Moten also suggested students begin a LinkedIn page even if they don’t have any professional work experience.
“You need to be on LinkedIn to start connecting with people in the field,” she said. “People want to help students. Professionals are extremely busy, so they aren’t going to come knocking on your door. But if you ask professionals, many will be glad to help. And with technology, you are no longer limited to Victoria. Students can network across the country.”
She asked students how many intended to get a Master of Business Administration. After a few hands were raised, Moten encouraged the entire class to continue their education by describing how an MBA added credibility and helped her land jobs.
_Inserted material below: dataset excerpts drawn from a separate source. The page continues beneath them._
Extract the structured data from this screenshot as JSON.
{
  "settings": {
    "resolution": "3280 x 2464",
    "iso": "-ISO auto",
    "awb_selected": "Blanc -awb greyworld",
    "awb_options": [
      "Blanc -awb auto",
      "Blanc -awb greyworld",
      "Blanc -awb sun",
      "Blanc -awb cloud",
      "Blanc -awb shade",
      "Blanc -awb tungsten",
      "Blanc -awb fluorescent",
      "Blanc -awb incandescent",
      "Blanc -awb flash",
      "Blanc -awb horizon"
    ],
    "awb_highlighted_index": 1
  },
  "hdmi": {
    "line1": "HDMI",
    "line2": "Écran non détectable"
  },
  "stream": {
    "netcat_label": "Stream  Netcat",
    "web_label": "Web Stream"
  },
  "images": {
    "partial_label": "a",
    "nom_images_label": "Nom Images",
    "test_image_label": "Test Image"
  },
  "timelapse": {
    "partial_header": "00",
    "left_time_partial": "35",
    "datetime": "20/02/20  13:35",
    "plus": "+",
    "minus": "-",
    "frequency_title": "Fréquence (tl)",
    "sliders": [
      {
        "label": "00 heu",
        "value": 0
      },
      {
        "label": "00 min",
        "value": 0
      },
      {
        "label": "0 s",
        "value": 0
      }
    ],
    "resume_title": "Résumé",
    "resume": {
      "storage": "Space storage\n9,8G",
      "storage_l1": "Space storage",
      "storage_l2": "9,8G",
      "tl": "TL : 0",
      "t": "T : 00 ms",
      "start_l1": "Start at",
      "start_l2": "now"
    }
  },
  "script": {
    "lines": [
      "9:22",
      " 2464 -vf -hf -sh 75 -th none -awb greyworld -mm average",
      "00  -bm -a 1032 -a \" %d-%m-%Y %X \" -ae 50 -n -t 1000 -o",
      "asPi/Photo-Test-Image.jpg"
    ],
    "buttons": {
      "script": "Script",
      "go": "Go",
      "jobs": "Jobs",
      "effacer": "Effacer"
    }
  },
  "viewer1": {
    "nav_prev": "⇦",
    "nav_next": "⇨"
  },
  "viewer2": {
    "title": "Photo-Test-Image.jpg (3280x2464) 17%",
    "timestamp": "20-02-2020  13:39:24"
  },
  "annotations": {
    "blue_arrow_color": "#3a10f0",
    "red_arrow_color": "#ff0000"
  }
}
“It’s a huge differentiator to have those three letters next to your name,” she said.
Other speakers during the UHV School of Business Administration Alumni Week were:
- Nafis Bhuiyan, marketing manager for Eutex International, a global oil and gas company specializing in hazardous area products and services
- Kyle Campbell, a field director for Northwestern Mutual
- Kar Chong, a hospital systems analyst who owns retail, hospitality and real estate companies
- Taj Clark, founder of Diverse Recovery, a substance abuse services business
- Laquitta DeMerchant, founder of FuzionApps. She developed Aequitas, a career management app that allows users to find the average salaries of various jobs.
- Rose James, partner at Z. A. R. Consulting, a company that works with executive leadership to bring effective management strategies
- Donald Jirkovsky, owner of Lighthouse Development Resources, a coaching and professional development company
- LaToya Henry Johnson, associate director of IT finance at AIG
- Steven Kaufman, president and CEO of Zeus Mortgage
- Clark Mott, an accountant for Occidental Petroleum Corp.
- Patricia E. Nagle, senior lender for American Bank in Victoria
- Benny Nguyen, an engineer and project manager for Cernus Development
- Ashley G. Northrup, chief operating officer of QED Energy Associates, an engineering and geoscience technician training and consulting services company in the upstream petroleum industry
- Wale Ogunye, staff process controls engineer at the Valero Port Arthur refinery
- Chris Pemberton, executive consultant for the CEO and president at Walkercom Inc., a telecommunications service company
- Ali H. Shabbir, senior finance and operations analyst for Express Energy Services
- Nyma Shah, administrator director for the University of Texas MD Anderson Cancer Center in Sugar Land
- Manan Sharma, vice president at JPMorgan Chase and Co.
- Larry Shilling a project manager at Testengeer Engineering
The University of Houston-Victoria, located in the heart of the Coastal Bend region since 1973 in Victoria, Texas, offers courses leading to more than 80 academic programs in the schools of Arts & Sciences; Business Administration; and Education, Health Professions & Human Development. UHV provides face-to-face classes at its Victoria campus, as well as an instructional site in Katy, Texas, and online classes that students can take from anywhere. UHV supports the American Association of State Colleges and Universities Opportunities for All initiative to increase awareness about state colleges and universities and the important role they have in providing a high-quality and accessible education to an increasingly diverse student population, as well as contributing to regional and state economic development.